弟子のSです

武術の稽古日誌

今日のお稽古

昨夜フィギュアの羽生結弦くんの練習風景をTVで見たのだけれど、彼は4回転ジャンプを日に60本飛ぶんだそうだ。足にかかる負担を考えたら限界すれすれの(越えてる?)本数らしいが、私が驚いたのはその練習後、跳んだ60本全てのジャンプについて自身でノートに「いい」「まあまあ」など評価を色分けで記し、さらに細かいコメントを添えてあること。そのつど記録するのでなしにあとから思い出して書いている。うまく跳べたジャンプ、跳べなかったジャンプの微細な違いを覚えている。なぜそんなことができるのか。そこに師のいう

極限まで心を澄ませ自分の中に深く降りていくこと、漫然とダラダラ稽古せず、正しく見て、聞き、そこから常に何かを汲みだそうとする意思

があるのだと思う。ぼんやり見ていたそれを改めて思い出したのは、今日の稽古を終えてから。

武術90分。久しぶりのマンツーマン。

師は現れるなり「今日はいっさい言葉を使わずに稽古します」と仰った。向かい合った師の技をまず私が受け、そのあとで逆をする。接触点の感覚を研ぎ澄まして、感触から動きをなぞる。技を受けている時にかけ方をなぞるばかりでなく、こちらが技をかけている時には師の受け方をなぞる。文字情報NGでノートも取らなかったが、合気上げから投げ技、返し技、受け払い、推手、套路の型など何十種類とやった。叩かないこと、太極拳の型を崩さないこともくり返し伝えられる。

向かい合う相手とは点対称だから真似をしようとすると難しい。なぞるというのは、師という乗り物の助手席に座らせてもらって、運転する師と同じ風景を見ることだと思う。別の言い方をすれば、接触点から彼我の境界を取り払って、自分を拡大するというか無くすというか、そんな感じ?私にはまだできないので想像です。

うまく言えないけど、師は確かに自他の境界の曖昧な方であって、真逆なのが私だ。今日の稽古でいうと、90分のうち休んだ3分ほどを除いてはどこかが常に相手に接触しているわけだから、接触点から相手の情報を得られる師と得られない私とでは情報量に圧倒的な差がつくのは当然の必然。羽生くんも60本のジャンプを通して氷から・身体から・現象から言葉でない情報をもらっているのだと思う。
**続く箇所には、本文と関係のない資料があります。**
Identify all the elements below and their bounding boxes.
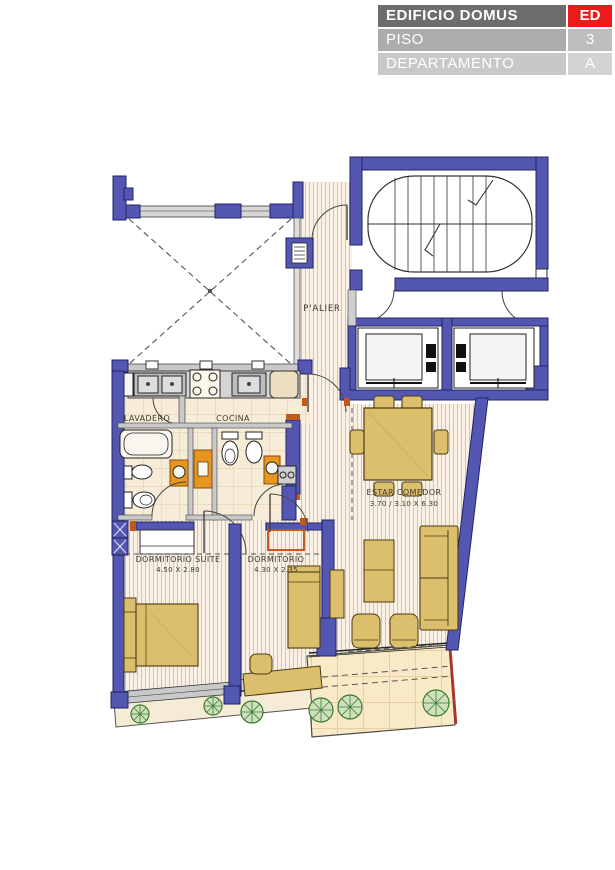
room-label-dormitorio-suite: DORMITORIO SUITE xyxy=(136,555,221,564)
stair-wall-top xyxy=(350,157,548,170)
stair-wall-left xyxy=(350,157,362,245)
title-row-unit: DEPARTAMENTO A xyxy=(378,53,612,75)
suite-closet xyxy=(140,530,194,554)
room-dim-dormitorio: 4.30 X 2.35 xyxy=(254,566,298,574)
void-window-band xyxy=(126,206,293,217)
floor-label: PISO xyxy=(378,29,566,51)
elevator-cab-left xyxy=(366,334,422,380)
elevator-mullion xyxy=(442,318,452,400)
stair-wall-right xyxy=(536,157,548,269)
bath-divider-2 xyxy=(212,428,217,520)
bed xyxy=(288,572,320,648)
suite-left-wall xyxy=(113,555,124,700)
room-dim-dormitorio-suite: 4.50 X 2.80 xyxy=(156,566,200,574)
laundry-unit xyxy=(278,466,296,484)
floor-value: 3 xyxy=(568,29,612,51)
armchair xyxy=(390,614,418,648)
palier-nw-column xyxy=(293,182,303,218)
floor-plan-page: EDIFICIO DOMUS ED PISO 3 DEPARTAMENTO A xyxy=(0,0,615,865)
unit-value: A xyxy=(568,53,612,75)
room-label-estar-comedor: ESTAR COMEDOR xyxy=(366,488,441,497)
void-center-mark xyxy=(208,289,212,293)
room-label-palier: P'ALIER xyxy=(303,304,340,314)
cabinet-basin xyxy=(198,462,208,476)
room-label-cocina: COCINA xyxy=(216,414,250,423)
door-jamb xyxy=(302,398,308,406)
wall-chunk xyxy=(270,204,293,218)
floor-plan-drawing: P'ALIER xyxy=(0,0,615,865)
suite-entry-wall xyxy=(136,522,194,530)
bidet xyxy=(132,465,152,479)
column-stub xyxy=(124,188,133,200)
landing-wall xyxy=(348,290,356,326)
hall-wall-b xyxy=(186,515,252,520)
stair-wall-left-stub xyxy=(350,270,362,290)
window-vent xyxy=(200,361,212,369)
elevator-motor xyxy=(456,362,466,372)
drain xyxy=(170,382,174,386)
hall-wall-a xyxy=(118,515,152,520)
coffee-table xyxy=(364,540,394,602)
plant xyxy=(131,705,149,723)
stair-wall-bottom xyxy=(395,278,548,291)
toilet-tank xyxy=(222,432,238,439)
bath-top-wall xyxy=(118,423,292,428)
wall-block xyxy=(112,360,128,372)
title-row-floor: PISO 3 xyxy=(378,29,612,51)
elevator-motor xyxy=(426,344,436,358)
wall-chunk xyxy=(215,204,241,218)
void-shaft xyxy=(113,176,303,364)
elevator-cab-right xyxy=(470,334,526,380)
elevator-motor xyxy=(456,344,466,358)
room-label-dormitorio: DORMITORIO xyxy=(248,555,305,564)
bidet xyxy=(246,441,262,463)
duct-grille xyxy=(292,243,307,263)
drain xyxy=(146,382,150,386)
chair xyxy=(350,430,364,454)
unit-label: DEPARTAMENTO xyxy=(378,53,566,75)
title-row-building: EDIFICIO DOMUS ED xyxy=(378,5,612,27)
drain xyxy=(247,382,251,386)
elevator-motor xyxy=(426,362,436,372)
headboard-nightstands xyxy=(124,598,136,672)
plant xyxy=(309,698,333,722)
elevators xyxy=(340,290,548,400)
window-vent xyxy=(146,361,158,369)
building-name: EDIFICIO DOMUS xyxy=(378,5,566,27)
toilet-tank xyxy=(124,492,132,508)
corner-block xyxy=(111,692,128,708)
basin xyxy=(173,466,185,478)
toilet xyxy=(222,441,238,465)
room-dim-estar-comedor: 3.70 / 3.10 X 6.30 xyxy=(370,500,438,508)
plant xyxy=(338,695,362,719)
plant xyxy=(241,701,263,723)
window-vent xyxy=(252,361,264,369)
title-block: EDIFICIO DOMUS ED PISO 3 DEPARTAMENTO A xyxy=(378,5,612,77)
fridge xyxy=(270,371,298,398)
plant xyxy=(204,697,222,715)
landing-door-arc-left xyxy=(362,290,394,322)
bidet-tank xyxy=(124,466,132,479)
room-label-lavadero: LAVADERO xyxy=(124,414,170,423)
bidet-tank xyxy=(246,432,262,439)
door-jamb xyxy=(286,414,300,420)
plant xyxy=(423,690,449,716)
bed-suite xyxy=(136,604,198,666)
building-code-badge: ED xyxy=(568,5,612,27)
chair xyxy=(434,430,448,454)
basin xyxy=(266,462,278,474)
stairwell xyxy=(350,157,548,325)
door-jamb xyxy=(344,398,350,406)
suite-bedroom-divider xyxy=(229,524,241,696)
door-jamb xyxy=(130,521,136,531)
bedroom-entry-wall xyxy=(266,523,324,530)
armchair xyxy=(352,614,380,648)
desk-chair xyxy=(250,654,272,674)
bath-divider-1 xyxy=(188,428,193,520)
wall-chunk xyxy=(126,205,140,218)
side-cabinet xyxy=(330,570,344,618)
laundry-partition xyxy=(179,396,185,426)
corner-block xyxy=(224,686,240,704)
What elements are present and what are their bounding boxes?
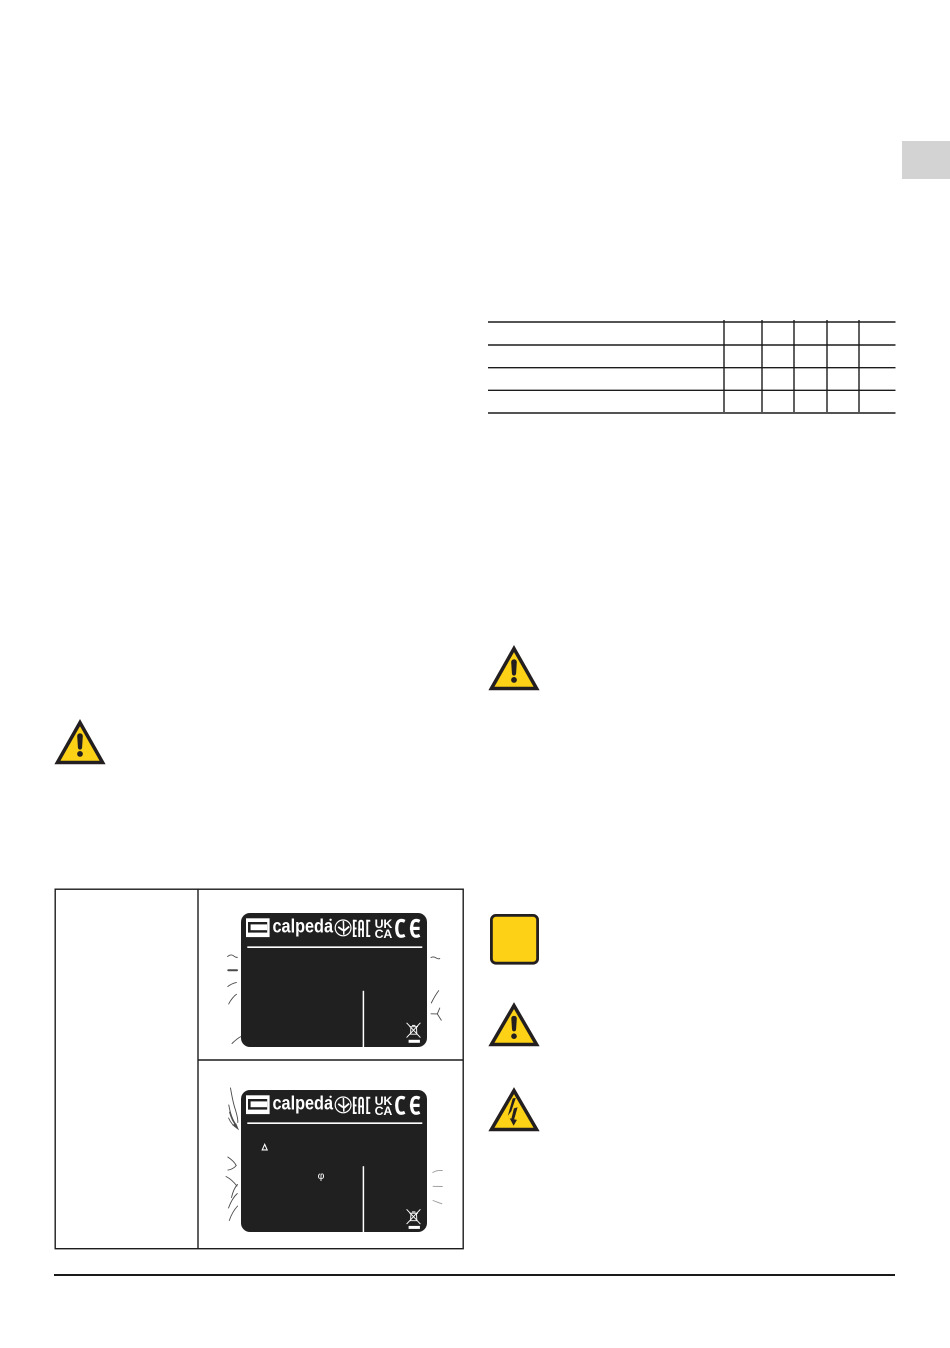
svg-text:calpeda: calpeda — [273, 916, 334, 938]
svg-text:CA: CA — [375, 927, 393, 941]
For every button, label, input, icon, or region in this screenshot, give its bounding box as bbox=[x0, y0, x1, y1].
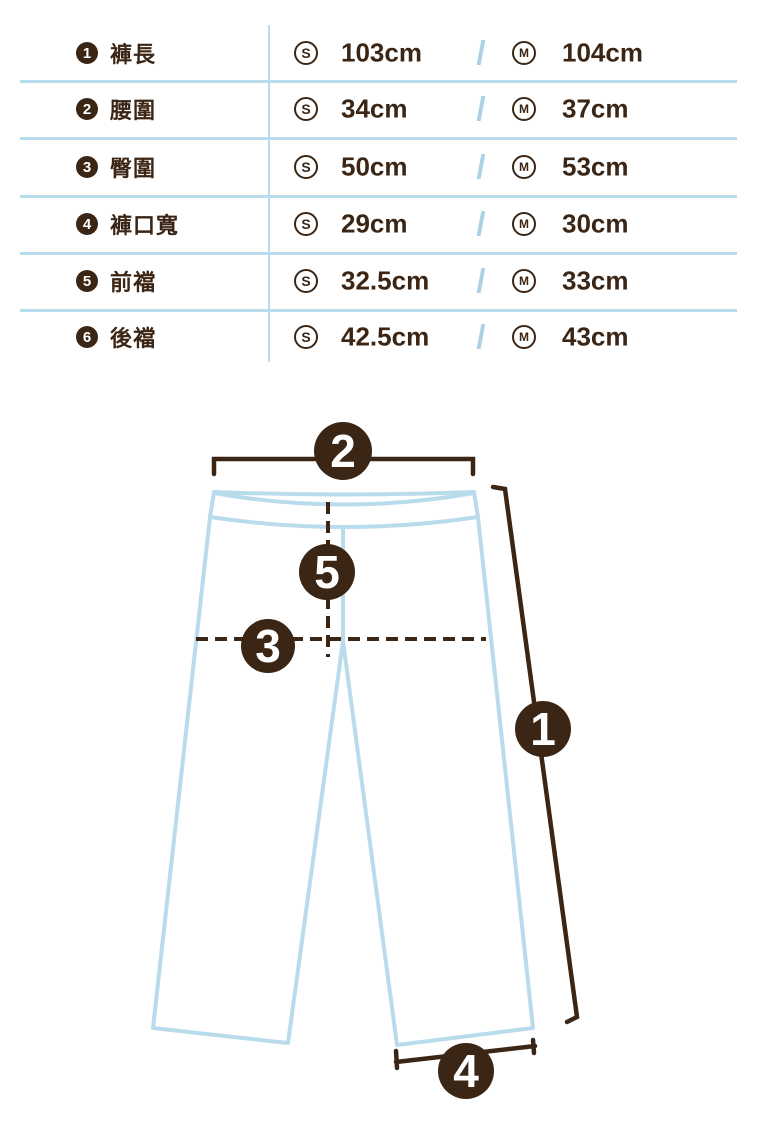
waistband-top-rim bbox=[214, 492, 474, 495]
pants-right-leg-outline bbox=[343, 517, 533, 1045]
size-chart-page: 1 褲長 S 103cm / M 104cm 2 腰圍 S 34cm / M 3… bbox=[0, 0, 764, 1130]
marker-number-3: 3 bbox=[255, 620, 281, 672]
pants-measurement-diagram: 2 5 3 1 4 bbox=[0, 0, 764, 1130]
marker-number-5: 5 bbox=[314, 546, 340, 598]
waistband-left-edge bbox=[210, 492, 214, 517]
marker-number-1: 1 bbox=[530, 703, 556, 755]
marker-number-4: 4 bbox=[453, 1045, 479, 1097]
waistband-right-edge bbox=[474, 492, 478, 517]
marker-number-2: 2 bbox=[330, 425, 356, 477]
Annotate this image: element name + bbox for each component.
おぼつかないなりに感触を吟味したあと、最後に組手をした。組手で相手から情報を得るのは型稽古のそれより何倍も難しいと思った。それに加えて私の場合は「勝つにせよ負けるにせよ結果を急ぐ」悪癖があるという。未決の懸案事項があるという状態に耐えられない。なんでもいいからとにかく技かけちゃえ、となる。あー・・・。

稽古後、師がずっと黙っておられたので心配になり、先生大丈夫ですかと尋ねると、Sさんこそ喋って大丈夫なんですかと問い返された。今日みたいなデリケートな稽古のあとで、感触を覚えていようと思ったら黙らずにはいられないはずだというのである。「技がうまくかかった時の感触を思い出して、頭の中で何度もくり返すこと」。

なにしろ私はまだまだ稽古が足りない。できるまで稽古するからできるので、できないことがすなわち稽古が足りないことの証左である。できないという「未決の懸案事項」を抱えた状態に、たとえば10年耐えられるか。・・師との対話中や別れたあとの頭は考え事で溢れかえって白煙が立ち上っている。そしてしばらくして、昨日見たTVの羽生くんのことが心に浮かんだのだった。

羽生くんは本番で失敗してもいちばんに国民の皆様に謝ったりはしないだろう。あのノートを見て、そういう種類のモチベーションではないと思った。

カサブタってろくなもんじゃないですね。